Hierarchical Clustering and Dendrograms in R for Data Science

A guide to understanding clustering techniques, its applications, pros & cons and creating Dendrograms in R.

Maria Gulzar
Towards Data Science

--

In the early stages of performing data analysis, an important aspect is to get a high level understanding of the multi-dimensional data and find some sort of pattern between the different variables- this is where clustering comes in. A simple way to define hierarchical clustering is:

`partitioning a huge dataset into smaller groups based on similar characteristics that would help make sense of the data in an informative way.`

Image via @jeremythomasphoto on unsplash.com

Hierarchical Clustering can be classified into 2 types:

· Divisive (Top-down) : A clustering technique in which N nodes belong to a single cluster initially and are then broken down into smaller clusters based on a distance metric until the desired number of clusters is achieved down the hierarchical structure.

· Agglomerative (Bottom-up): A set of N observations in which the closest two nodes are grouped together in a separate cluster to be left with N-1 points, followed by the same pattern recursively until we get one single cluster forming a final dendrogram that encases all clusters solutions in a single tree.

This blogpost will focus upon Agglomerative Hierarchical Clustering, its applications and a practical example in R. By now, two questions should arise in your mind. 1) When we say we group the two closest nodes together, how do we define close? And 2) What will be the merging approach to group them?

To compute distance, several approaches can be used (Euclidean distance being the most common):

· Euclidean distance: a continuous straight line similarity i.e Pythogaros’ Theorem

· Continuous Correlation Similarity

· Binary Manhattan Distance: Absolute distance calculated between two vectors (used where distances cannot be define by a straight line i.e city maps)

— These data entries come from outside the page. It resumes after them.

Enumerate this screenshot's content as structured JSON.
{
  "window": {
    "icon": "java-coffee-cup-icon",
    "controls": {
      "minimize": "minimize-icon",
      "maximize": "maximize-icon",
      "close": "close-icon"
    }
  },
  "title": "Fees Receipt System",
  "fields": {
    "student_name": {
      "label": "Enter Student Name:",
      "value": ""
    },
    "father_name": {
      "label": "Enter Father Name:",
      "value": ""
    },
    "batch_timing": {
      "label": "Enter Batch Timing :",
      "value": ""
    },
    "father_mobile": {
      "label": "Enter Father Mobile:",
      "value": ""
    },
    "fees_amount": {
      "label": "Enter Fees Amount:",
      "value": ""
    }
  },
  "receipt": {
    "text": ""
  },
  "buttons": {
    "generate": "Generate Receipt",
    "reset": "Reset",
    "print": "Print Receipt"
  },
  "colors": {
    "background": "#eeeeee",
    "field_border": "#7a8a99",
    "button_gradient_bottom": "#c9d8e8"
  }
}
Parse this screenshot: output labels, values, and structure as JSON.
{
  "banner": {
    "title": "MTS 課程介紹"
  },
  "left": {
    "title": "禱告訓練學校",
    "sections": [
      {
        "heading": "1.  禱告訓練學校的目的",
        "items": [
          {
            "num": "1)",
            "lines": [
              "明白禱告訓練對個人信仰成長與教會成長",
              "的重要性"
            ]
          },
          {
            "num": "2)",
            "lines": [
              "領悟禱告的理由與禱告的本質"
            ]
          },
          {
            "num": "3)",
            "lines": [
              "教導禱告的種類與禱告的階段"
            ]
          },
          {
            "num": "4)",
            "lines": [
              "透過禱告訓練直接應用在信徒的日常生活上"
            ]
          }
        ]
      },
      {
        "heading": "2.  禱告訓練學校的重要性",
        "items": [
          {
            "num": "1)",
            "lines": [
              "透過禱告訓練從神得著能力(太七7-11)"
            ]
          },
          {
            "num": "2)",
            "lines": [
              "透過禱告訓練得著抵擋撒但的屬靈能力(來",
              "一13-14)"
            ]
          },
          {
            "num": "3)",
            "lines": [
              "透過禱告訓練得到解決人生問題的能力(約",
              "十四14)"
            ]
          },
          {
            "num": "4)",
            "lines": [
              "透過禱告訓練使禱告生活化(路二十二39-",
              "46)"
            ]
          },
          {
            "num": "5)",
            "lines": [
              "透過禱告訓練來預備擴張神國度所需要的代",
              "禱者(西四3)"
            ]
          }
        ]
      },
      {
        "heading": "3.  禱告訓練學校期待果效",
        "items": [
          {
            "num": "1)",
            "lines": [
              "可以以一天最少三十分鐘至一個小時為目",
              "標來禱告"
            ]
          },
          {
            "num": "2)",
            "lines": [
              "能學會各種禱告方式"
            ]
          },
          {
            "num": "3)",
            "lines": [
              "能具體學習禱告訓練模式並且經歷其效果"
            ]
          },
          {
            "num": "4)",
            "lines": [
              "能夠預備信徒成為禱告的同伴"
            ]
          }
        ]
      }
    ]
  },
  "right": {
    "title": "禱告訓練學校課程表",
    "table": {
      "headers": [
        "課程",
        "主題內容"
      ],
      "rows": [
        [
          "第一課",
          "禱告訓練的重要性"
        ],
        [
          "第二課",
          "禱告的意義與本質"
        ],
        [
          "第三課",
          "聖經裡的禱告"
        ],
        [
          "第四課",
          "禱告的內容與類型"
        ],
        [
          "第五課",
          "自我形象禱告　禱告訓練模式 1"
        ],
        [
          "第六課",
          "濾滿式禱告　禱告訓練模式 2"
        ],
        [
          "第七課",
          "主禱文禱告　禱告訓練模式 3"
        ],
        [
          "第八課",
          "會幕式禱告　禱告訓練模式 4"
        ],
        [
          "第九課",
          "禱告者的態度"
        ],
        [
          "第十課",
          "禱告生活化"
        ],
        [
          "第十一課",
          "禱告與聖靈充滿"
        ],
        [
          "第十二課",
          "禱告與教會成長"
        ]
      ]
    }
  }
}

Let’s start with a small dataset and understand how Dendrograms are formed in RStudio:

Step 1: Generating random data

I have used normal distribution to compute both x and y coordinates for our dataset and also numbered the datapoints for our understanding.

Set.seed(12)
x <- rnorm(10, sd = 1)
y <- rnorm(10, sd = 1)
plot(x, y, col = "red", pch = 19, cex = 2)
text(x + 0.07, y + 0.06, labels = as.character(1:10))
(Image by author) Data plot

Step 2: Readying our plot to create a dendrogram

First, we store our x and y datasets as x- and y-coordinates of a dataframe. Next, we scale the coordinates to normalize our features with mean of 0 and variance of 1 (standardization). Lastly, we use the dist() function to calculate the distance between the rows of the dataframe.

dF <- data.frame(x = x, y = y)
dF <- scale(dF)
distxy <- dist(dF)
(Image by author) For e.g the distance from point 3 to point 2 is 2.94 while the distance from point 6 to point 4 is 0.603

Step 3: Call hclust()

This forms a hierarchical cluster of the data points based on a distance metric (in this case ‘Euclidean’) on the set of objects in the dataset (in this case 10)

cluster <- hclust(distxy)
Image by author

Step 4: Create a dendrogram

An alternate way to try this is using plot(as.dendrogram(cluster)) which yields the same result.

plot(cluster, ylab = "Height", xlab="Distance", xlim=c(1,10), ylim=c(1,10))
Image by author

Step 5: Obtaining your desired number of clusters

Depending on the problem at hand, the number of clusters you want out of your dendrogram varies according to where you draw the line. Here, since the line cuts the height at 1, we get 4 clusters.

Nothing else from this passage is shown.